Steve Rose 

Aladdin review – live-action remake really takes flight

Guy Ritchie’s adaptation is lively, colourful and genuinely funny – making only judicious tweaks to the original, it’s thankfully not a whole new world
  
  

Respectful representation … Mena Massoud as Aladdin and Will Smith as the Genie.
Respectful representation … Mena Massoud as Aladdin and Will Smith as the Genie. Photograph: Photo Credit: Daniel Smith/Disney

The scimitars are out for Disney’s live-action Aladdin, what with the enduring fondness for the original (not least Robin Williams’ Genie) and the botched unveiling of Will Smith as his successor in an early trailer that presented him as a creepy, half-naked blue guy from the uncanny valley. Director and co-writer Guy Ritchie is hardly a seal of quality these days, either, following flops The Man from UNCLE and King Arthur: Legend of the Sword. But sheathe your weapons because this new Aladdin is actually great fun. It is far from perfect, but where many recent fantasias have crumpled under the weight of their special effects (Tim Burton’s Dumbo, for one), this one really takes flight. It is lively, colourful and genuinely funny, and doesn’t break what didn’t need fixing about the original. As one character remarks of Aladdin’s early attempts at romance: it’s “clumsy but in a charming sort of way”.

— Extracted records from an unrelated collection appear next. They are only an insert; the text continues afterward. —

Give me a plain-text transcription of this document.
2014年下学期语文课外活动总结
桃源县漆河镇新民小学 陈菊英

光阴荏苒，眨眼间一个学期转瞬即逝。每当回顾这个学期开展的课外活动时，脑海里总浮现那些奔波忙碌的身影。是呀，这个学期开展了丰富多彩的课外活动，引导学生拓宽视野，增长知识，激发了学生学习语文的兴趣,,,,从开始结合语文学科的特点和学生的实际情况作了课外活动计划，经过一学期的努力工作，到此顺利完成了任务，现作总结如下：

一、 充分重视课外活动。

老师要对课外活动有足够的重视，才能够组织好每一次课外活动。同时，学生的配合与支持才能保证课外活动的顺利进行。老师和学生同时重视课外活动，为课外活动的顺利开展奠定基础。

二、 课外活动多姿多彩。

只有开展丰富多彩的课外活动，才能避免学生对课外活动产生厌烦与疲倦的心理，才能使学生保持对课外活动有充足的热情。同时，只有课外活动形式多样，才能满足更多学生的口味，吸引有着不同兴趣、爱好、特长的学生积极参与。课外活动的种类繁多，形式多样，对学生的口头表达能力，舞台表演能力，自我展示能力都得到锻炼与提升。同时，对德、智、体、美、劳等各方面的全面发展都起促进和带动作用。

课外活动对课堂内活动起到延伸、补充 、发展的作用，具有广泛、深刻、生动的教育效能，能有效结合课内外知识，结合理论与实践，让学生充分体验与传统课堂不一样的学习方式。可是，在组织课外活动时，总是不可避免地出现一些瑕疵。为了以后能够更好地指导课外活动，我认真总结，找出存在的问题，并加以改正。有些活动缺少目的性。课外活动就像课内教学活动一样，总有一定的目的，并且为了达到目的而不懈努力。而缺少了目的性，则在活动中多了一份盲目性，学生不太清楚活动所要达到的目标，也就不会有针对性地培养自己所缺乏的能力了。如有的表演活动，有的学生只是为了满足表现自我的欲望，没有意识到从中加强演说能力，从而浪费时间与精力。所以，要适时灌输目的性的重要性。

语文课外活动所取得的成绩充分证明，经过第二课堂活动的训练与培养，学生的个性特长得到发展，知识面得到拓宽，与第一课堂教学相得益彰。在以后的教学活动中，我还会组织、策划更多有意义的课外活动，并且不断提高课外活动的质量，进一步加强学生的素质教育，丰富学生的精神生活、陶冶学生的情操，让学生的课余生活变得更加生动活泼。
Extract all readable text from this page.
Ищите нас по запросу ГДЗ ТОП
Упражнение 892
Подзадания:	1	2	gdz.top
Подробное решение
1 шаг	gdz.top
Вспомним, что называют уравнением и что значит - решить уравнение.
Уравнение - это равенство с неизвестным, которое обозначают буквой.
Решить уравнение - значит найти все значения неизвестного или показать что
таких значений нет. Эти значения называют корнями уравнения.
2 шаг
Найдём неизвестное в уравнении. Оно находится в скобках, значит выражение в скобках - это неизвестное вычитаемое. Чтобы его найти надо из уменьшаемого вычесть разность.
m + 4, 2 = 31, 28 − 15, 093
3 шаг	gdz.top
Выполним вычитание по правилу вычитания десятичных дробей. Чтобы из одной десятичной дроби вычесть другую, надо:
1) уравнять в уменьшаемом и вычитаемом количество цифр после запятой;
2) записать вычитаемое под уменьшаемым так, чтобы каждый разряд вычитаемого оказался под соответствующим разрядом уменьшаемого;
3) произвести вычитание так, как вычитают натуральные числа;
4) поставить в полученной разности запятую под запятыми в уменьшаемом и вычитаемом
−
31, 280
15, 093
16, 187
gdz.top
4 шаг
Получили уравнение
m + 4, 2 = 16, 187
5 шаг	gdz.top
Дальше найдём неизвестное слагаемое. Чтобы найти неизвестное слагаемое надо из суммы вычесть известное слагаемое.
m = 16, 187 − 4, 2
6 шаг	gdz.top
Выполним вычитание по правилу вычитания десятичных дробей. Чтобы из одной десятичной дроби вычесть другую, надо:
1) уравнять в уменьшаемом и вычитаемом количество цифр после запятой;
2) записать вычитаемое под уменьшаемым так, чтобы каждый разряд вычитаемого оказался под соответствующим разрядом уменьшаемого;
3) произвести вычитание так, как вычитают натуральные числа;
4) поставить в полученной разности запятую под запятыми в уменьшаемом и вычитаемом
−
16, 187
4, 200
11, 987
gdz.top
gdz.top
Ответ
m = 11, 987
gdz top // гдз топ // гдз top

Any Hollywood movie set in a fantasy Arab kingdom is going to have its issues, but Disney has sought to avoid the ethnic stereotyping that marred its 1992 animation. For starters, the cast are brown-skinned actors (all the voice actors in the original were white). Egyptian-Canadian Mena Massoud brings the requisite roguish charm to Aladdin himself, the street rat with a heart of gold, Princess Jasmine is played by Naomi Scott, a British actor of Indian descent, and Dutch-Tunisian Marwan Kenzari is the villain Jafar. There’s also a European prince, played by Billy Magnussen, who’s treated more like a recurring gag.

But we all know the main draw here is the blue-skinned guy. It has felt like Will Smith’s mojo really is trapped inside a lamp, after what seems like a decade of miserable and self-important “serious” roles which reached their nadir with After Earth and Collateral Beauty. Smith seizes his chance to let it out again and do what he does best. His Genie is less cartoonishly manic than Williams’; more human, you could say. But he’s still the life of the party: part-Queer Eye makeover guru, part-Siri in human form, part-romcom best buddy – with perhaps a touch of Hitch, the professional matchmaker Smith played in 2005. His assistance with Aladdin’s clumsy attempts to woo Jasmine is the movie’s comic engine, but in a judicious tweak to the original, the Genie also gets a love interest, in the form of Jasmine’s servant Darla, played by Nasim Pedrad, who gets a few good comic lines of her own.

Jasmine herself is given a few extras to amp up her agency, not least a Let It Go-style power ballad, Speechless, to proclaim how she’s not just going to stand aside and take all this like a passive princess. Scott carries the song well but it comes a little too late in proceedings to make an impact, if we are being honest, and many of the musical interludes feel like unnecessary interruptions. More successful is a grand, carnivalesque street procession, with hordes of dancers, wild animals, and Aladdin astride a giant flower-covered camel float, and an athletic, Bollywood-style ballroom dance; both are full of colour and energy. In terms of cultural references, this theme-park “Arabia” setting is all over the place – drawing on influences from Morocco to Turkey to India (with barely an overt reference to Islam to be seen). You could say it’s still an idealised Orientalist fantasy, but it comes across more as respectful representation than reckless appropriation.

On the whole, Ritchie’s adaptation wisely does little except add human flesh to the bare bones of what was always one of Disney’s strongest stories (if you need a plot summary you must have been living in a cave for the last 1,000 years). It still holds up as a tale whose central couple’s deceptions and entrapments and self-discoveries have a pleasing symmetry to them, and whose “it’s what’s inside that counts” morals are in the right place. That’s really all anyone wanted out of a new Aladdin: not a whole new world, just a slightly updated old one.